Mit zusammengekniffenen Augen suchte Bentz nach
dem Spiegelbild des Fotografen in der großen Glasscheibe des Coffeeshops, doch
er konnte keins entdecken.
Das war verrückt.
»Alte Fotos?«, fragte Montoya.
»Nicht, wenn die Daten von der Kamera stimmen.«
»Die kann man ändern.«
»Ich weiß.«
»Und mittels digitaler Bildbearbeitung und
Programmen wie Photoshop kriegt man heutzutage alles hin, die Köpfe austauschen
und so.«
Bentz blickte von den verstörenden Fotos auf.
»Aber warum?«
»Da will dich jemand auf den Arm nehmen.«
»Vielleicht.« Er richtete seine Aufmerksamkeit
auf das Blatt Papier, und sein Kiefer wurde hart wie Granit.
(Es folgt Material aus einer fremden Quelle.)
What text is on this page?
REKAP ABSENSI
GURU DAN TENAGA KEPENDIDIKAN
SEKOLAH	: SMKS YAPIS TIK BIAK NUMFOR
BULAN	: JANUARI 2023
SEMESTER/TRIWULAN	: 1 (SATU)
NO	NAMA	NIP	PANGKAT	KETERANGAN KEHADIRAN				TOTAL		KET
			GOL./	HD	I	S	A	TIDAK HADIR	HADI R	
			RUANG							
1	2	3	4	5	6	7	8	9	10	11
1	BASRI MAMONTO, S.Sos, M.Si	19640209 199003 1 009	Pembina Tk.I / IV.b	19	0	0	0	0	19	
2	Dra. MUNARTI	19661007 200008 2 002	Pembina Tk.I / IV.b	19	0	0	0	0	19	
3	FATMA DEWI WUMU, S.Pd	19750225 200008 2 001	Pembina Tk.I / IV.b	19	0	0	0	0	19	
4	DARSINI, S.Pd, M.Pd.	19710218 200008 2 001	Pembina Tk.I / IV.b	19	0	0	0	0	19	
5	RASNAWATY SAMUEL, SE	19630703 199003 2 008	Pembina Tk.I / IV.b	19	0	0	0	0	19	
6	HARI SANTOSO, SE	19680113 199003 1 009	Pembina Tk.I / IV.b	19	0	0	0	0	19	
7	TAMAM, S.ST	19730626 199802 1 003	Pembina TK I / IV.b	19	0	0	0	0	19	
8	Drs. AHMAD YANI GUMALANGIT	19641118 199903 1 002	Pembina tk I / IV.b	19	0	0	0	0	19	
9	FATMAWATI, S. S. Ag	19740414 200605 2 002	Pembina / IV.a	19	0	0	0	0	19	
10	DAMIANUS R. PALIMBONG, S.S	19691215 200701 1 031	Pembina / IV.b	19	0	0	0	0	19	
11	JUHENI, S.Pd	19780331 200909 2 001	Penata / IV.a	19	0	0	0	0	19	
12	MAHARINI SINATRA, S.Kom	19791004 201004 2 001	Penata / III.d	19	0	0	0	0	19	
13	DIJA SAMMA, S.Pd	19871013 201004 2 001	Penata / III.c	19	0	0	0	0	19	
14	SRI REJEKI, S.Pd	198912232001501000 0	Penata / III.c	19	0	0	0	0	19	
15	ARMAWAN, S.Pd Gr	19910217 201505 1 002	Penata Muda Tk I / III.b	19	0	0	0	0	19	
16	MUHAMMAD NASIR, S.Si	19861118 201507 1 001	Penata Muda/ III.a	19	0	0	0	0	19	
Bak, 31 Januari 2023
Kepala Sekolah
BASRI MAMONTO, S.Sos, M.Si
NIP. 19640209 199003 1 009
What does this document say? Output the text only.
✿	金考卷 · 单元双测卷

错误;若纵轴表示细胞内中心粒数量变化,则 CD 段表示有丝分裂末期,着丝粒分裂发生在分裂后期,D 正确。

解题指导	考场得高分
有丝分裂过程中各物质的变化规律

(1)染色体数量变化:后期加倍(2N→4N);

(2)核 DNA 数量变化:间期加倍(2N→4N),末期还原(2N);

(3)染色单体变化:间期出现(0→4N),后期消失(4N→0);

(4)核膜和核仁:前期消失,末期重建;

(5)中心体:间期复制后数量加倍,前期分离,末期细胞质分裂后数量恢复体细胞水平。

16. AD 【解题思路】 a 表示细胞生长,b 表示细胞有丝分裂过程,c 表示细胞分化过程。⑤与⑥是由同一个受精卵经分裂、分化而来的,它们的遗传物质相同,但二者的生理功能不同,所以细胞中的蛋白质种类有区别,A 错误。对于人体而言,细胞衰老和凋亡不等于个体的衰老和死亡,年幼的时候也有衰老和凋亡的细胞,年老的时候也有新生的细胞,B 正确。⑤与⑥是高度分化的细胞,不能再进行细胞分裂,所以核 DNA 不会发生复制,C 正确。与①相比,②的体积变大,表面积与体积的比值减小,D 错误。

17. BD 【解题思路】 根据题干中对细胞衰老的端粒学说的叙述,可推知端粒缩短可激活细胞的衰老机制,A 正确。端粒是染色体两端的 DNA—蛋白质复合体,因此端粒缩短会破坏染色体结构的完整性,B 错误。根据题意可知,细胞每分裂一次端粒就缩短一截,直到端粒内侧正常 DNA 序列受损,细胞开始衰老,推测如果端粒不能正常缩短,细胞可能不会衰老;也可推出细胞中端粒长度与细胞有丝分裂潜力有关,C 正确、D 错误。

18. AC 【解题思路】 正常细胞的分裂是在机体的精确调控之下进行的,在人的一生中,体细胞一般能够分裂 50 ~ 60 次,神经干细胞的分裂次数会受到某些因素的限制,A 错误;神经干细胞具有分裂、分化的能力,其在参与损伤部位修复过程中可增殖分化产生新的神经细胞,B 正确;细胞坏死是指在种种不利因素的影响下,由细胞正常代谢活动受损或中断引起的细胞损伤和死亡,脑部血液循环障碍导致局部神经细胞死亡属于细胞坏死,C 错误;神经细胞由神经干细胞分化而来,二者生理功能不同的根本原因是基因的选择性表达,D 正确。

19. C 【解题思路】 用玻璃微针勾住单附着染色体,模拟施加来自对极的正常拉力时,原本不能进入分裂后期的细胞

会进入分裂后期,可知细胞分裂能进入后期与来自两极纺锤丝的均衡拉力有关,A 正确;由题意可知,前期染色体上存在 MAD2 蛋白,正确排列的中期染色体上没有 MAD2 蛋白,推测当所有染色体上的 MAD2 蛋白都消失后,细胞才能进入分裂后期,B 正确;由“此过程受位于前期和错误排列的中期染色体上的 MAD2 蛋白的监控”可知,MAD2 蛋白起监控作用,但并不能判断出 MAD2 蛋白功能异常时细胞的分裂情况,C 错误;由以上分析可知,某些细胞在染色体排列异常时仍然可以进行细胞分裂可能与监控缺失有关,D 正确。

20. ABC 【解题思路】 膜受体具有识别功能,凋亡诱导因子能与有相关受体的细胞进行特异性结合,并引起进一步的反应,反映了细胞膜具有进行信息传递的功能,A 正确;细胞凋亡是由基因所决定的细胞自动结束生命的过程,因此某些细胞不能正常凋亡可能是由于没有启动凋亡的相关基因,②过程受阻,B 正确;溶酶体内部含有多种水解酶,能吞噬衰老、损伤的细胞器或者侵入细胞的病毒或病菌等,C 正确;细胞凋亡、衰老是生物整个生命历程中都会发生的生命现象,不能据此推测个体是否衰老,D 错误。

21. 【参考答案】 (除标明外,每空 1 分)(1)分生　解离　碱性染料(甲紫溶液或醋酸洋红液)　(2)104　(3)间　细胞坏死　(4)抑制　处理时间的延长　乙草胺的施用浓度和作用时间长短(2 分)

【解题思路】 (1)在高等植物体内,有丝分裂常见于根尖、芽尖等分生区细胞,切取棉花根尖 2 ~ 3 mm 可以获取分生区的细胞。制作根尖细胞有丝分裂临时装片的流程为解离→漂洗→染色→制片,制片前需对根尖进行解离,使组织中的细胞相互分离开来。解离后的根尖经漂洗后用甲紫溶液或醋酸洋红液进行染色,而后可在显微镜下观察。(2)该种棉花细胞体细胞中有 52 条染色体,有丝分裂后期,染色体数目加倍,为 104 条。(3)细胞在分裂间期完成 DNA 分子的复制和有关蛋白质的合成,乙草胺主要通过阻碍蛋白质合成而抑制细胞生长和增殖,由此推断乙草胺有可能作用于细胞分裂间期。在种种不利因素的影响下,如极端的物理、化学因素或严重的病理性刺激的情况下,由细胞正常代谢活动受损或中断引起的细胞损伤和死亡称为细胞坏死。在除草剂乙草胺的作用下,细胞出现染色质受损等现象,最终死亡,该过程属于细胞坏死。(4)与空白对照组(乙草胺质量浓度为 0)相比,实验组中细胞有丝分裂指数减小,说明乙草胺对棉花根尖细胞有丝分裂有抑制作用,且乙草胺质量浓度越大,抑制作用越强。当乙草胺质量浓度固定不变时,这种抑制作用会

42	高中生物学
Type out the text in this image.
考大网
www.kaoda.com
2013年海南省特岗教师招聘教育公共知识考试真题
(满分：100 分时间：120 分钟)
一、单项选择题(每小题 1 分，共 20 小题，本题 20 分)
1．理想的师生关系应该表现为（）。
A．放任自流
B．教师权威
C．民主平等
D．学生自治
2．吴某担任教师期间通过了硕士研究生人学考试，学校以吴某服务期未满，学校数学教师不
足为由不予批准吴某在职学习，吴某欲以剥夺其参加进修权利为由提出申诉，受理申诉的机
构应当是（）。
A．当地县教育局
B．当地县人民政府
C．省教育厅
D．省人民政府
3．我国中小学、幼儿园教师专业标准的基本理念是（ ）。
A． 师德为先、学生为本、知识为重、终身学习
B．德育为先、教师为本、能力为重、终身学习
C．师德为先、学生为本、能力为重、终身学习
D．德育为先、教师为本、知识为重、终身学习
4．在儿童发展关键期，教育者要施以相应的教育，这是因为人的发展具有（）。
Es handelte sich
um eine Kopie von Jennifers Sterbeurkunde. Über das sauber getippte Dokument
war ein leuchtend rotes Fragezeichen gekritzelt.
»Was zum Teufel ist das?«, fragte Montoya. Bentz
starrte auf das beschmierte Blatt. »Eine üble Art und Weise, mir mitzuteilen,
dass meine erste Frau womöglich gar nicht tot ist.«
Montoya zögerte und betrachtete prüfend den
Gesichtsausdruck seines ehemaligen Partners. »Du machst Witze, oder?«
»Sieht das für dich nach einem Witz aus?«,
fragte Bentz und deutete auf die Sterbeurkunde und die Fotos.
»Du glaubst, das ist tatsächlich Jennifer?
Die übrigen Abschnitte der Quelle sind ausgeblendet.